Sear's Canada location under liquidation
Sears Canada as an international corporation took a major hit. The trading price of a Sear’s stock is the lowest it’s been in 8 months. In fact, it has dropped over 13% in just two days. However, I want to discuss the impact the shutdown will have on Canadian citizens. Some of my high school friends were hit particularly hard by this announcement. One of my friends currently works part time at Sears in Coquitlam to help subsidize his university tuition. This unexpected lack of income will force him to search out a new job opportunity. Unfortunately, in the meantime he will have to live off of savings.

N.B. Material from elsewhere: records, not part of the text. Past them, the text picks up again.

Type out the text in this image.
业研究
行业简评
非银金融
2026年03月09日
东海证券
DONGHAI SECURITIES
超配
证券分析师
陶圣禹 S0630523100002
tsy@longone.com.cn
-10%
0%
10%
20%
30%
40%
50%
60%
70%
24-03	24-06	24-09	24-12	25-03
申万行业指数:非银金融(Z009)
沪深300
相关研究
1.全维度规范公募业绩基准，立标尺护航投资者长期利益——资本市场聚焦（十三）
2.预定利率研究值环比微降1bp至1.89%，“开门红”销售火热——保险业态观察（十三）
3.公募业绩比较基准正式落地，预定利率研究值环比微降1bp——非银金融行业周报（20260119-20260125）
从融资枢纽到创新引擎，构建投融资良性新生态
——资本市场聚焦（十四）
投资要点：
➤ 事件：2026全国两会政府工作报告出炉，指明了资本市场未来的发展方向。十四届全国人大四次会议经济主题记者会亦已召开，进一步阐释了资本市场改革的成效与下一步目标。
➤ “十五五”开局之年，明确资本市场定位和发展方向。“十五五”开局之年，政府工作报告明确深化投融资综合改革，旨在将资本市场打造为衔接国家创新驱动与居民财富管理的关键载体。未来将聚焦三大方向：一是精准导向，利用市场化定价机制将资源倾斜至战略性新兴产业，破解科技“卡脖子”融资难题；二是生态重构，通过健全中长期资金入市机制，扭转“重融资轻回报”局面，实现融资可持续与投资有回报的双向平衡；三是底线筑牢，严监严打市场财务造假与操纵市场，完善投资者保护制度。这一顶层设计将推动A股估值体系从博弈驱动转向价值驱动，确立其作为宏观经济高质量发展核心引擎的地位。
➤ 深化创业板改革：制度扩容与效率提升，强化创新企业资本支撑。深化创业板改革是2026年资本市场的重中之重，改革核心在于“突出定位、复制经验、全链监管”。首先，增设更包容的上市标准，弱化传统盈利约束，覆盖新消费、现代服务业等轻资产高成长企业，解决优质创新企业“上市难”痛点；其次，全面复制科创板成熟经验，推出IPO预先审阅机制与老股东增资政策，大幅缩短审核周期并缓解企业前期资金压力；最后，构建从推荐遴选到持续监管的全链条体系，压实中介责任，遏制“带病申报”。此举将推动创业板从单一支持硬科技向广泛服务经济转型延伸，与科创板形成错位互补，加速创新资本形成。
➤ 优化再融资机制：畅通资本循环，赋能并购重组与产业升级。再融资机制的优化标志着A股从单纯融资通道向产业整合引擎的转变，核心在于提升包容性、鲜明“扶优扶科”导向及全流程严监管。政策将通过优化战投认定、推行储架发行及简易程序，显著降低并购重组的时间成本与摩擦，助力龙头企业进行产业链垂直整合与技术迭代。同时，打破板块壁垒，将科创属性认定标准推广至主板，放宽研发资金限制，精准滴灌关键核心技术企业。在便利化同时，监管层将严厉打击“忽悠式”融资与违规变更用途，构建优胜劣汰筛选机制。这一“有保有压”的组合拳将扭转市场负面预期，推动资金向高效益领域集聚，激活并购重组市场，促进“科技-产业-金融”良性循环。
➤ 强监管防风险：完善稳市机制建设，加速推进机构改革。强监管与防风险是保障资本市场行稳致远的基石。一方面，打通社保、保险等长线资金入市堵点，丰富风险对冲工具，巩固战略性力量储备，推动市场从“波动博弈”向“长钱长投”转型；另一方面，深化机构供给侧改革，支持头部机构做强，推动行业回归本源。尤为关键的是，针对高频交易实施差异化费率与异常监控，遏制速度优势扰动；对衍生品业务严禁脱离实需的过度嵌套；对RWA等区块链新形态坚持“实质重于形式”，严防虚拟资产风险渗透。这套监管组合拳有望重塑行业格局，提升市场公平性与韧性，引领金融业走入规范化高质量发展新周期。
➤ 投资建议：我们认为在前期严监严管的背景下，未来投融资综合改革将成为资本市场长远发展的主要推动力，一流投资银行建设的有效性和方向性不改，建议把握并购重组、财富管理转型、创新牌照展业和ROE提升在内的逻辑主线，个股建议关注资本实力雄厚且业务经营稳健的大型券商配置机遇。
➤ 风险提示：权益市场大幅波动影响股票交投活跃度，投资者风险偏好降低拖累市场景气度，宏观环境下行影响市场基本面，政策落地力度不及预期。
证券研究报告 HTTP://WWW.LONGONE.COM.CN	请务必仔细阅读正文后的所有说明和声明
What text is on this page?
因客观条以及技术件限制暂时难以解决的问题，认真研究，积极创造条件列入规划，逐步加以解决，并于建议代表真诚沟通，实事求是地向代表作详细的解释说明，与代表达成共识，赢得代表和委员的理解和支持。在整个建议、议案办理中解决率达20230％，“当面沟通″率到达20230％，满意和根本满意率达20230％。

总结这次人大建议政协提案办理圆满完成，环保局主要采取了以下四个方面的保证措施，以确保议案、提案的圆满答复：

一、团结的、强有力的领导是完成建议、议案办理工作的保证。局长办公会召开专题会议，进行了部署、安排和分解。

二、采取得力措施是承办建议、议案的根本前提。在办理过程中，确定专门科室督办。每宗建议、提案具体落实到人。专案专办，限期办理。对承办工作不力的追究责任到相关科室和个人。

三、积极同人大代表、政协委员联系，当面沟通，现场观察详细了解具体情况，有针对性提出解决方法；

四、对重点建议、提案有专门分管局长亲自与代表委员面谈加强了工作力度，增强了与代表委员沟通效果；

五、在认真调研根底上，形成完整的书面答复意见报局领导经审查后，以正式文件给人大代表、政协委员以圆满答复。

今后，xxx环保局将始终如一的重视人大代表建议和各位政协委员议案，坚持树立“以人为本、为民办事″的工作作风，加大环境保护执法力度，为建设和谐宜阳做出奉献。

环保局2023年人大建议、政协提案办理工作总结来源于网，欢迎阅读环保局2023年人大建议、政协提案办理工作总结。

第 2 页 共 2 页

Furthermore, not only will the laid off employees feel the financial loss but also the, “18,000 retirees of Sears Canada may be facing cuts to their pension payments.”
Diagram outlining the ease of online shopping
At first glance Sears Canada’s announcement seemed to only effect the corporation. However after analyzing the situation, I learned that there are many more stakeholders involved in the closure. In the current technological-driven day and age the retail world is constantly changing. Companies who cannot adapt will be forced to shut down because the movement to e-commerce is inevitable.